左少棠截著她的手,輕聲笑出。「姑娘,你這是在殺豬嗎?」
薛安緊緊地抓著劍。「要殺豬,俺還不會呢!」這一切全都要怪左少棠。他答應教她練武之後,就一直一直姑娘、姑娘地叫她,她聽了心頭覺得怪,手腳也不靈活了。
左少棠竊笑,他會這麼叫她自然是「不安好心」。
自從對她的過往多些瞭解與體貼後。他已經改了硬要轉變她的想法,可他希望能讓她對自己的女兒身多些自覺;長此以往,潛移默化,讓她逐漸恢復女兒嬌態,這也不是不可能。

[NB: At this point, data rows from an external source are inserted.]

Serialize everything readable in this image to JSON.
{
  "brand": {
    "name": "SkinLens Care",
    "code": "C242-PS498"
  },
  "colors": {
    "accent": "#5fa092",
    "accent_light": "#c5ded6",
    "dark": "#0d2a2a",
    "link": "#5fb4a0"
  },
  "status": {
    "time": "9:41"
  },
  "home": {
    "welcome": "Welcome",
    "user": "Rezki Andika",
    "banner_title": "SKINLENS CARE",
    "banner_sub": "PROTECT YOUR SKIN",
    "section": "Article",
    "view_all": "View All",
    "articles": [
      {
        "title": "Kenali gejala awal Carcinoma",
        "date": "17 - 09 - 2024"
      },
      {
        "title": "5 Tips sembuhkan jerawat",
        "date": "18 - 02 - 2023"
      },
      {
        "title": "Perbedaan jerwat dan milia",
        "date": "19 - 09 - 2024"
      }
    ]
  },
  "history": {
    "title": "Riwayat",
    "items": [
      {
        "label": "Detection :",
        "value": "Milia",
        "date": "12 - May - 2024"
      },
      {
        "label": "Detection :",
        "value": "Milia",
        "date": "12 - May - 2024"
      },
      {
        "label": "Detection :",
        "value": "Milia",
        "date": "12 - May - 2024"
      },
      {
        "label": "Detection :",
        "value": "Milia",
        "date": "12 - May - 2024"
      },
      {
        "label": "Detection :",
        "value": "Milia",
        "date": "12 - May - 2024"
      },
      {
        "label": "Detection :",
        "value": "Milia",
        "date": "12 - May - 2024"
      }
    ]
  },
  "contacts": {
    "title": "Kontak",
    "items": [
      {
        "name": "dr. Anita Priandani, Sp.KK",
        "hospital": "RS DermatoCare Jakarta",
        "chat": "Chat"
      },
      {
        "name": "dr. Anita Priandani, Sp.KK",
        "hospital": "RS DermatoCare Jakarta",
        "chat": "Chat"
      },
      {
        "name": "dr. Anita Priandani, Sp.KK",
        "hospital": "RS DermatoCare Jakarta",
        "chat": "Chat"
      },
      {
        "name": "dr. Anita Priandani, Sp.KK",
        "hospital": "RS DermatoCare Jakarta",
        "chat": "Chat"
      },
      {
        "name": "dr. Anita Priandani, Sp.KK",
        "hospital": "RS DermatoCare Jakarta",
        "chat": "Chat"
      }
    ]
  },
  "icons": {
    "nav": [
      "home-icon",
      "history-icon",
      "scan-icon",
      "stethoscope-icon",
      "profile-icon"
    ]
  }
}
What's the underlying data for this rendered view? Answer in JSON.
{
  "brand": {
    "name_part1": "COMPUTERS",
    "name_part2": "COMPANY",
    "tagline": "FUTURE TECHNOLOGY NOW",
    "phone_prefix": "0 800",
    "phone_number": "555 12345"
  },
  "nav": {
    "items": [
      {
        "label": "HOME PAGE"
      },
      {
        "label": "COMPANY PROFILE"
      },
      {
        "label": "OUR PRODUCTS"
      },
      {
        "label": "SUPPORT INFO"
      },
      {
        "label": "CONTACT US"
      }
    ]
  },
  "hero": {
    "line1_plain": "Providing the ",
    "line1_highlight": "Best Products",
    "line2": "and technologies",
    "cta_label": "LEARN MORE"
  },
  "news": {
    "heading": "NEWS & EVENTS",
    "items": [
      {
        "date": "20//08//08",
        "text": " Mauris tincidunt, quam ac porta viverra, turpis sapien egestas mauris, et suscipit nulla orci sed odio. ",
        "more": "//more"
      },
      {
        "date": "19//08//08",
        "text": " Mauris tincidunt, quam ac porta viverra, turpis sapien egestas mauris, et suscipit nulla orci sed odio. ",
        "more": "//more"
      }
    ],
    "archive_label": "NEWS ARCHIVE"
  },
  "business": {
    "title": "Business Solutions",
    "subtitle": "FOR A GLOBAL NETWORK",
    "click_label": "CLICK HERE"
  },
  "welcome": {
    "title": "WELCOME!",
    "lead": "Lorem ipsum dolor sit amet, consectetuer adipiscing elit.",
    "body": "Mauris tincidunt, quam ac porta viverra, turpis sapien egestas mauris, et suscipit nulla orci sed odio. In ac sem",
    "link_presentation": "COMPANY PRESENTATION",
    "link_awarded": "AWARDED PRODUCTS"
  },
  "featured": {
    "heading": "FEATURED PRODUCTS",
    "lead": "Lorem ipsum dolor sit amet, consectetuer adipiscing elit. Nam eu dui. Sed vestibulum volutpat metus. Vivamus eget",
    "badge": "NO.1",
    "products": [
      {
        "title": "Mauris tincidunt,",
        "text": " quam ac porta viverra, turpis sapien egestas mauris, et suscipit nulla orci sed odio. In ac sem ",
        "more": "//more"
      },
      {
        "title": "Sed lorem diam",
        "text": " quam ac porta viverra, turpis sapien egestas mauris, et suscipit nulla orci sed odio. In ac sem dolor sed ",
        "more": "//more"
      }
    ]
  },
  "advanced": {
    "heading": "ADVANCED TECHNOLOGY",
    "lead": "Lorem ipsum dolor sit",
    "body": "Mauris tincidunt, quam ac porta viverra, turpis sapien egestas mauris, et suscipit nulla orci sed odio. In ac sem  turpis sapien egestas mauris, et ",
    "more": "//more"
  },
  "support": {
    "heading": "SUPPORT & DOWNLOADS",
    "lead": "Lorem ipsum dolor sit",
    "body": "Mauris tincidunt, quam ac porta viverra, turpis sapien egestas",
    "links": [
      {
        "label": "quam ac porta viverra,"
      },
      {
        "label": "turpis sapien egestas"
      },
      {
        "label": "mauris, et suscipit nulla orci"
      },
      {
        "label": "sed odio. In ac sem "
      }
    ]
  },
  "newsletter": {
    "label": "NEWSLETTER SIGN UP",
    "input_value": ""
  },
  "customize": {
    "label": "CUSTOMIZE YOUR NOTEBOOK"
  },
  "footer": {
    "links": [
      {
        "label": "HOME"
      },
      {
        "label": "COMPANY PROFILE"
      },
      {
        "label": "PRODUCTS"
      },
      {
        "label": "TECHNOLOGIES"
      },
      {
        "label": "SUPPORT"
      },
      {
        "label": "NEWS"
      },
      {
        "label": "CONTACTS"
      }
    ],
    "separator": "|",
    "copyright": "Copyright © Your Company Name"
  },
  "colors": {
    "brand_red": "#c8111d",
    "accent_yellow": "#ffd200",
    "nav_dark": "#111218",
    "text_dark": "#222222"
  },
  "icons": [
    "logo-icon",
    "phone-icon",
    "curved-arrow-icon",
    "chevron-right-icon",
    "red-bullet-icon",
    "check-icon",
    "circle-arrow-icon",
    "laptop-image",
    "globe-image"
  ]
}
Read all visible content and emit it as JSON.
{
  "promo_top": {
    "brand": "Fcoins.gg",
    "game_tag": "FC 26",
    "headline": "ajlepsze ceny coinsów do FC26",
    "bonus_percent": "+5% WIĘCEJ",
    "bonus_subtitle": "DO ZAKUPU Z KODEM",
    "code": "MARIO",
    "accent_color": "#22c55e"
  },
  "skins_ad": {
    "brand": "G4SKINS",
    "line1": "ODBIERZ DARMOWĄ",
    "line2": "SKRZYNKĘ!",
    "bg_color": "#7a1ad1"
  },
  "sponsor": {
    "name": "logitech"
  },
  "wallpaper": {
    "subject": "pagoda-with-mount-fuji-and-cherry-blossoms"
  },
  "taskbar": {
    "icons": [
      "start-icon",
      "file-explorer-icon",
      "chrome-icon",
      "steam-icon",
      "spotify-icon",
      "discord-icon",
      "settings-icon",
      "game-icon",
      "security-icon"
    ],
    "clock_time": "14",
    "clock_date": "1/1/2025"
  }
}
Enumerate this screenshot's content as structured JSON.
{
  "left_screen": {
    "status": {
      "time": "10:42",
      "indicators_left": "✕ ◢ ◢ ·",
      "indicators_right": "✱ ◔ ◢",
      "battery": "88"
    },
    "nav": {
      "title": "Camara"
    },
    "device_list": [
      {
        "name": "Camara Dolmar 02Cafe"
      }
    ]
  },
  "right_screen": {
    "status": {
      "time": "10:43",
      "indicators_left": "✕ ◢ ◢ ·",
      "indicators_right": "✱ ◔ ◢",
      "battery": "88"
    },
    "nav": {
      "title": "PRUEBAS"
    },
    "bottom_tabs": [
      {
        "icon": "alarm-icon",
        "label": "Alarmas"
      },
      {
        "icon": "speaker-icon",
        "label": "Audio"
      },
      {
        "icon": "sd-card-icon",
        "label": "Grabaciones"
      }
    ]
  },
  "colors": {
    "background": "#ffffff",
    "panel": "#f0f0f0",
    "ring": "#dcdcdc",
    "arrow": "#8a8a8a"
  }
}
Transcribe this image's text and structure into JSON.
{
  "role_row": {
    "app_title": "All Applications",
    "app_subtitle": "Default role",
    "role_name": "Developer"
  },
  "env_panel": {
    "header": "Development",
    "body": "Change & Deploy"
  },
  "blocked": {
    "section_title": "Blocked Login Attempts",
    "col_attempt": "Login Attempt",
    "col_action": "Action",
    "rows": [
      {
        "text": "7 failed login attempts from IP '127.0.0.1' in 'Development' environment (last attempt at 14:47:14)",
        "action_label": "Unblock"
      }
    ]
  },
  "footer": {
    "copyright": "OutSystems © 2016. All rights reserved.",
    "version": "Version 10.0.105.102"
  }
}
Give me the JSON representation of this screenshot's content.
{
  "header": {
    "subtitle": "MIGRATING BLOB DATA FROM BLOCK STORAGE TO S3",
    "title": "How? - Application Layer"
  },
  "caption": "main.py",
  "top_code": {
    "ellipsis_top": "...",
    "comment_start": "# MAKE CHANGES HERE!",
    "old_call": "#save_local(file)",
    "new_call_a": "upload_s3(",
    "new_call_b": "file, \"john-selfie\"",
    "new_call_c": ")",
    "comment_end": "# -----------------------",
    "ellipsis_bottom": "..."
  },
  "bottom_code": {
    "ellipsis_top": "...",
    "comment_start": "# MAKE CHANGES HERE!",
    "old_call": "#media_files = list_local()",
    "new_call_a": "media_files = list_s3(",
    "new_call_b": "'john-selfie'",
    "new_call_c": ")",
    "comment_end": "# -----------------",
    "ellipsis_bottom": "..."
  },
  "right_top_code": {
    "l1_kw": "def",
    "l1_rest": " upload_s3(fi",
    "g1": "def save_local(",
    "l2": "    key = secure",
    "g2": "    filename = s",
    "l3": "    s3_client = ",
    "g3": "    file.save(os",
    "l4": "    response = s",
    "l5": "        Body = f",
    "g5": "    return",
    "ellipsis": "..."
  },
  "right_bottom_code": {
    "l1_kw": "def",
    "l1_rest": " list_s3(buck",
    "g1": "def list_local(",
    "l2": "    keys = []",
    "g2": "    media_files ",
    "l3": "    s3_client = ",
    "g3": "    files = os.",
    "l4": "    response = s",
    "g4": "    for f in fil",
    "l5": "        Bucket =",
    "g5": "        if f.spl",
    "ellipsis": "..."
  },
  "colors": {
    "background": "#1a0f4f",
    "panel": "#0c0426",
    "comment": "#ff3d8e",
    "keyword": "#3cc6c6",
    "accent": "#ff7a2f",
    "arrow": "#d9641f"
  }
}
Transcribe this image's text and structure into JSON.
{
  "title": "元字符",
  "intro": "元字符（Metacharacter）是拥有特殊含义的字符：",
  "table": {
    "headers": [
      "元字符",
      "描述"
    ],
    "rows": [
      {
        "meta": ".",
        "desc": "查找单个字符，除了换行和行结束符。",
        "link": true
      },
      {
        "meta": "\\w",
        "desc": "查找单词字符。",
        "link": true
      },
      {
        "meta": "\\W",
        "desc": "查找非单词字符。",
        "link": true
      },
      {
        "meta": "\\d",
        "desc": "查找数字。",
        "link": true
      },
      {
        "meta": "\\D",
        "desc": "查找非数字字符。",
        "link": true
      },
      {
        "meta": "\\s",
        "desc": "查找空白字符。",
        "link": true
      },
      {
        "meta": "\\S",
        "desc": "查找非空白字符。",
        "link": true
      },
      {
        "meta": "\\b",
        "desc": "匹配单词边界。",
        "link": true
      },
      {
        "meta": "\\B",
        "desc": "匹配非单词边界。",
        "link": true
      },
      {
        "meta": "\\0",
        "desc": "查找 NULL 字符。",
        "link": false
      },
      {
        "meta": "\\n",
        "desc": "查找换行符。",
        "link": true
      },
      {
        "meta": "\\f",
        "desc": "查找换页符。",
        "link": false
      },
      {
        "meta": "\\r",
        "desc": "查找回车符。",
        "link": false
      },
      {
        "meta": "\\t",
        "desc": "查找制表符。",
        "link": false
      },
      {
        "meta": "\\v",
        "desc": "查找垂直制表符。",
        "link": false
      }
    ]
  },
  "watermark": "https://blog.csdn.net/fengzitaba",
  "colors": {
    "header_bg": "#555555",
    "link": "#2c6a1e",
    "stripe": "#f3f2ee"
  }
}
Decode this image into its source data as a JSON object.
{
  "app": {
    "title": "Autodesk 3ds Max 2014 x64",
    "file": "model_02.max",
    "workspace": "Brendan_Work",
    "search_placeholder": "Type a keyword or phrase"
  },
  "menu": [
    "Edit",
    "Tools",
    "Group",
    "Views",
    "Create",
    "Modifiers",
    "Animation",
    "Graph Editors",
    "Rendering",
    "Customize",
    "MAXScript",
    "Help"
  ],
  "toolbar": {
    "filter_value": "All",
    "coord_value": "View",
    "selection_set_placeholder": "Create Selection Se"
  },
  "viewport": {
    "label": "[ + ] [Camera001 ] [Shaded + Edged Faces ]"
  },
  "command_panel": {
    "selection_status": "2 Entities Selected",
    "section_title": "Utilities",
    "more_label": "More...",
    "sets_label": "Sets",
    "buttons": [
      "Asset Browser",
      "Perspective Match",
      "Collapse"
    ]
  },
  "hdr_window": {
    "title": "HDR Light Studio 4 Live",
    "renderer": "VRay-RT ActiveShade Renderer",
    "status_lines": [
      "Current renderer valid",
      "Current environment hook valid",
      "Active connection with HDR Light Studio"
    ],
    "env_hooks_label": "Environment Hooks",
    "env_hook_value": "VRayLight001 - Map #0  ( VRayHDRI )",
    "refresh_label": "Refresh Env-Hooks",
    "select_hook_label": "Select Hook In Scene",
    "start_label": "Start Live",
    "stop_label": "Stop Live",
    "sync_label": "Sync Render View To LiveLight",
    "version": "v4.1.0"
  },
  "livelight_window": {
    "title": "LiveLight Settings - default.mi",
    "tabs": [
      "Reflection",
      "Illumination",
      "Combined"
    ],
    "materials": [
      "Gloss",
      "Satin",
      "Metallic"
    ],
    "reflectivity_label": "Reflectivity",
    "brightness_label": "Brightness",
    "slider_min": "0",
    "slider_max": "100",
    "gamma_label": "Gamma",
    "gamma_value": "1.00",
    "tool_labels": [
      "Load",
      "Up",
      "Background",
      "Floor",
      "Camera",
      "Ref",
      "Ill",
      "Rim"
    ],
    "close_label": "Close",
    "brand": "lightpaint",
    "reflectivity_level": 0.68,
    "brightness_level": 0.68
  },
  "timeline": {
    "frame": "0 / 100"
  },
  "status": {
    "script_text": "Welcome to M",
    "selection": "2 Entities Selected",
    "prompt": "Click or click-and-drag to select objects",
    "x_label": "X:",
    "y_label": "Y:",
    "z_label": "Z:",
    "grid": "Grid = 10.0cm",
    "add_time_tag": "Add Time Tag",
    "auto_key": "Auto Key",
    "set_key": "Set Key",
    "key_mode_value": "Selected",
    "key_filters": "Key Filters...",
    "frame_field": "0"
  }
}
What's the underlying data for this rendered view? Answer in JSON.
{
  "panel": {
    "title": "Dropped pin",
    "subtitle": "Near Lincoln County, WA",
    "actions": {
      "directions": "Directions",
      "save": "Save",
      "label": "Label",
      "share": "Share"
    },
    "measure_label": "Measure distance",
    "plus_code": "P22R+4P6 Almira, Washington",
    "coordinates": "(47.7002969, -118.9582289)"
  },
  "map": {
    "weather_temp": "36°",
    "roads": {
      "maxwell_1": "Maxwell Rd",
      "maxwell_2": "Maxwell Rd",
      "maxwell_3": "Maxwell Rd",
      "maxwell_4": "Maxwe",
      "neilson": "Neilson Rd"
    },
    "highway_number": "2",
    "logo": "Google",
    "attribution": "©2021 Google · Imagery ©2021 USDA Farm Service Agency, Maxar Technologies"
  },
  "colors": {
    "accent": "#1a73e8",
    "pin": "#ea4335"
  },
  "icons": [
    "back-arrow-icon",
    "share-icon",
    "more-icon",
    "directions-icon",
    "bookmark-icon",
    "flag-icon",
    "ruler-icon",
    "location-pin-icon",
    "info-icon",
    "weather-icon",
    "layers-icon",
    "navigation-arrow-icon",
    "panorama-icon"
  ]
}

左少棠站在她身旁,調整她肩膀到手腕的姿勢。「你要記得,刀行剛猛,劍走輕靈,你不能一味使用蠻勁。肩要軟、臂要松、腰要活、步要靈,這樣才能剛中寓柔,柔中離剛,剛柔並濟。」
「去!」薛安使性。「師父,這樣聽來,你讓俺學刀還快些。」
「你畢竟是姑娘家,學劍比較適合。」要她學劍,也有他的用意的。就是因為劍姿輕盈,靈活多變,可逐漸消掉薛安的剛猛之氣。
薛安把弄著劍。「俺力氣這麼大,學劍好浪費。」
左少棠白了她一眼。「那叫你學斧頭可好?」
「那好,那好。」薛安恨不得把劍給扔了。「最好是弄雙斧來要,那更威風。」
左少棠嗟歎一聲。「樣子威風,不見得管用。看好--」他抽出貼身洞蕭。「你拿你的劍,來與我的洞蕭比試。」
「不好吧。」薛安攢眉。「師父,何必為了逞強跟自己的蕭過不去呢,弄斷了,你以後就沒得玩了。」
「你試試看。」左少棠拿蕭輕敲她的頭。
「好。」薛安兩手抓了劍,朝他身上揮砍。她就不信,靠她天生神力,會討不到半點好處。
左少棠並不閃躲,反而以蕭擋劍,蕭身一轉,卸走劍的力道。
「啊?!」薛安略微吃驚,不過仍是迅速應變,只見劍鋒更凜,苦苦追迫逼趕。
左少棠從容應對,身隨意轉,蕭隨形走,頻頻幻化,屢屢挫敗了薛安的攻勢。
「操他奶奶的。」薛安眼前一花,火氣衝上,慣用語又脫口而出。
左少棠搖頭,用蕭敲了她的頭。「一敲你心浮氣躁。」薛安身體後仰,左少棠順勢敲她的劍。「二敲你口不擇言。」
「啊……」薛安摔在地上,五官皺成一團,不過那雙眼睛還是很有精神地瞪著左少掌。「師父,你怎麼打那麼用力?」
左少棠拉開笑臉。「你以為敵人會對你手軟嗎?」
「好。」薛安翻身跳起。「等俺弄把斧頭來,咱們再打過。」
「就算你拿斧頭來,也是打不贏我的蕭。」左少棠持蕭,在手上轉了一圈。
「難道你這把蕭有啥古怪?」她看了左少棠一眼,在他的同意下,拿了那把蕭端詳,上頭除了個左字之外,也沒啥特別。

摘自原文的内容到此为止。